The earliest artistic endeavours of Madrid-based Argentine photographer Fernando Maselli (Buenos Aires, 1978) were not in photography but in painting and drawing. As a teenager he began drawing nudes in charcoal, based on commercial photographs, studies he would later exhibit on a provisional basis in his grandmother’s house, where he lived. This first experience with charcoal drawing inspired his use of pigment techniques on Hahnemühle paper for printing his images. This approach was not part of an attempt to equate his photography work with painting but rather because this texture reminded him of the drawings he had made as a teenager. All the same, it can be said that his approach to photography, and many of his influences, come from painting, not because Maselli retains a pictoral approach, but for the way in which he works. Just as the painter goes outside to make sketches of what later becomes the landscape in his studio, so he takes photographs outside and later, in his studio, composes the final landscape through the juxtaposition of different images he has captured previously. Maselli practices both modalities of photography, the commercial and the artistic. His commercial work enables him to engage in research and experimentation for his artistic work.
In his work, focused on landscape photography, we see references to painting, literature, philosophy and aesthetics. Maselli looks for natural spaces unspoilt by man, which takes him on long forays into nature, sometimes lasting days, to find the landscape he’s looking for. Places that offer a glimpse of his interest in aesthetic concepts like the Beautiful and the Sublime, sometimes referring to universal ideas like the perception of the divine and the religious fact.
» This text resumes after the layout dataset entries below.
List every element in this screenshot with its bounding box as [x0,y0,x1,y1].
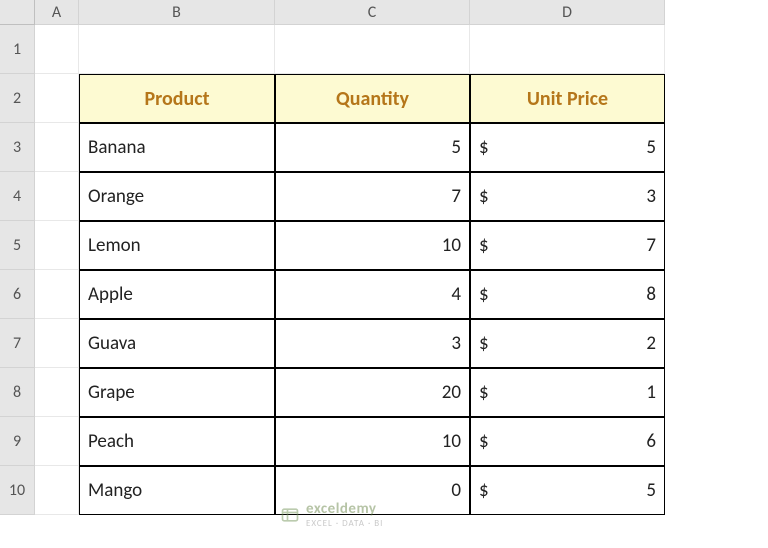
col-header-C[interactable]: C [275,0,470,25]
cell[interactable] [35,123,79,172]
cell-product[interactable]: Banana [79,123,275,172]
cell[interactable] [35,417,79,466]
row-header[interactable]: 6 [0,270,35,319]
row-header[interactable]: 9 [0,417,35,466]
row-header[interactable]: 8 [0,368,35,417]
cell-price[interactable]: $5 [470,123,665,172]
col-header-B[interactable]: B [79,0,275,25]
cell-quantity[interactable]: 20 [275,368,470,417]
row-header[interactable]: 7 [0,319,35,368]
cell-product[interactable]: Mango [79,466,275,515]
cell[interactable] [35,368,79,417]
cell-quantity[interactable]: 7 [275,172,470,221]
cell-product[interactable]: Apple [79,270,275,319]
row-header[interactable]: 4 [0,172,35,221]
cell-price[interactable]: $7 [470,221,665,270]
price-value: 6 [646,430,656,453]
row-header[interactable]: 1 [0,25,35,74]
cell[interactable] [35,172,79,221]
cell[interactable] [35,270,79,319]
currency-symbol: $ [479,332,489,355]
cell-price[interactable]: $2 [470,319,665,368]
table-header-price[interactable]: Unit Price [470,74,665,123]
cell-product[interactable]: Lemon [79,221,275,270]
price-value: 1 [646,381,656,404]
currency-symbol: $ [479,234,489,257]
price-value: 2 [646,332,656,355]
watermark-tag: EXCEL · DATA · BI [306,518,383,529]
table-header-product[interactable]: Product [79,74,275,123]
cell[interactable] [79,25,275,74]
spreadsheet: A B C D 1 2 Product Quantity Unit Price … [0,0,768,515]
select-all-corner[interactable] [0,0,35,25]
cell-quantity[interactable]: 5 [275,123,470,172]
cell[interactable] [35,319,79,368]
cell[interactable] [35,466,79,515]
cell[interactable] [470,25,665,74]
row-header[interactable]: 3 [0,123,35,172]
cell-quantity[interactable]: 4 [275,270,470,319]
cell-product[interactable]: Grape [79,368,275,417]
cell-price[interactable]: $6 [470,417,665,466]
cell-quantity[interactable]: 10 [275,221,470,270]
currency-symbol: $ [479,479,489,502]
row-header[interactable]: 10 [0,466,35,515]
cell-product[interactable]: Orange [79,172,275,221]
price-value: 5 [646,479,656,502]
cell[interactable] [35,221,79,270]
currency-symbol: $ [479,136,489,159]
table-header-quantity[interactable]: Quantity [275,74,470,123]
cell-quantity[interactable]: 0 [275,466,470,515]
row-header[interactable]: 5 [0,221,35,270]
cell[interactable] [35,74,79,123]
cell-price[interactable]: $8 [470,270,665,319]
currency-symbol: $ [479,185,489,208]
cell-product[interactable]: Guava [79,319,275,368]
cell-quantity[interactable]: 3 [275,319,470,368]
col-header-D[interactable]: D [470,0,665,25]
currency-symbol: $ [479,430,489,453]
cell-quantity[interactable]: 10 [275,417,470,466]
cell-price[interactable]: $5 [470,466,665,515]
currency-symbol: $ [479,381,489,404]
cell[interactable] [275,25,470,74]
cell-product[interactable]: Peach [79,417,275,466]
price-value: 8 [646,283,656,306]
cell[interactable] [35,25,79,74]
col-header-A[interactable]: A [35,0,79,25]
price-value: 5 [646,136,656,159]
currency-symbol: $ [479,283,489,306]
cell-price[interactable]: $1 [470,368,665,417]
row-header[interactable]: 2 [0,74,35,123]
cell-price[interactable]: $3 [470,172,665,221]
price-value: 7 [646,234,656,257]
price-value: 3 [646,185,656,208]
Thus, in his series Hierophanies he approaches the relationship between the human and unspoilt nature and how, thanks to this, vital concepts for man, such as spirituality, are explained. Maselli photographs “sacred” natural spaces around the Iberian Peninsula; to do so he has travelled several times to the Pyrenees and the Picos de Europa, visits that aroused his passion for these landscapes and are behind his decision to photograph the mountains. This series can be considered the aesthetic genesis of the work that is now on display and the Museum of the University of Navarra, Artificial Infinite, and other works by Maselli.
His work is marked by the representation of the immensity of nature against the insignificance of the human being, not without a certain criticism of man’s perception that he dominates nature when, in reality, it is the latter that wields the power. And, at the same time, there is an absence of the human figure in his work. Despite this, the person becomes a protagonist of his photography as this takes on greater meaning when viewer contemplates it, becoming part of it. In fact, in some of his works there is a point marked in the foreground that signals the space where the viewer is positioned, a resource heavily influenced by Wanderer above the Sea of Fog, by Caspar Friedrich, one of his painting influences along with William Turner, the Hudson River School and the Spanish painter Carlos de Haes. Among his photographic influences he cites Ansel Adams, Robert Weston, Charleton Watkins, Timothy O’Sullivan and the Dusselforf School, in particular Axel Hütte, Andreas Gursky and Thomas Struth, and the work of Javier Vallhonrat. Like them, Maselli confronts the representation of an heroic and grandiose nature, in which one can perceive an admiration for the landscape compared to the aseptic and questioned image of landscape in the 20th century, and even more so in the 21st. In this vision, man pales into insignificance alongside the sheer immensity of nature, as Maselli seeks to “put the viewer before a sublime and daunting spectacle that makes them question their conscience, the universe, beliefs and their own origin,” which can be better understood as a moral and sentimental reflection on nature.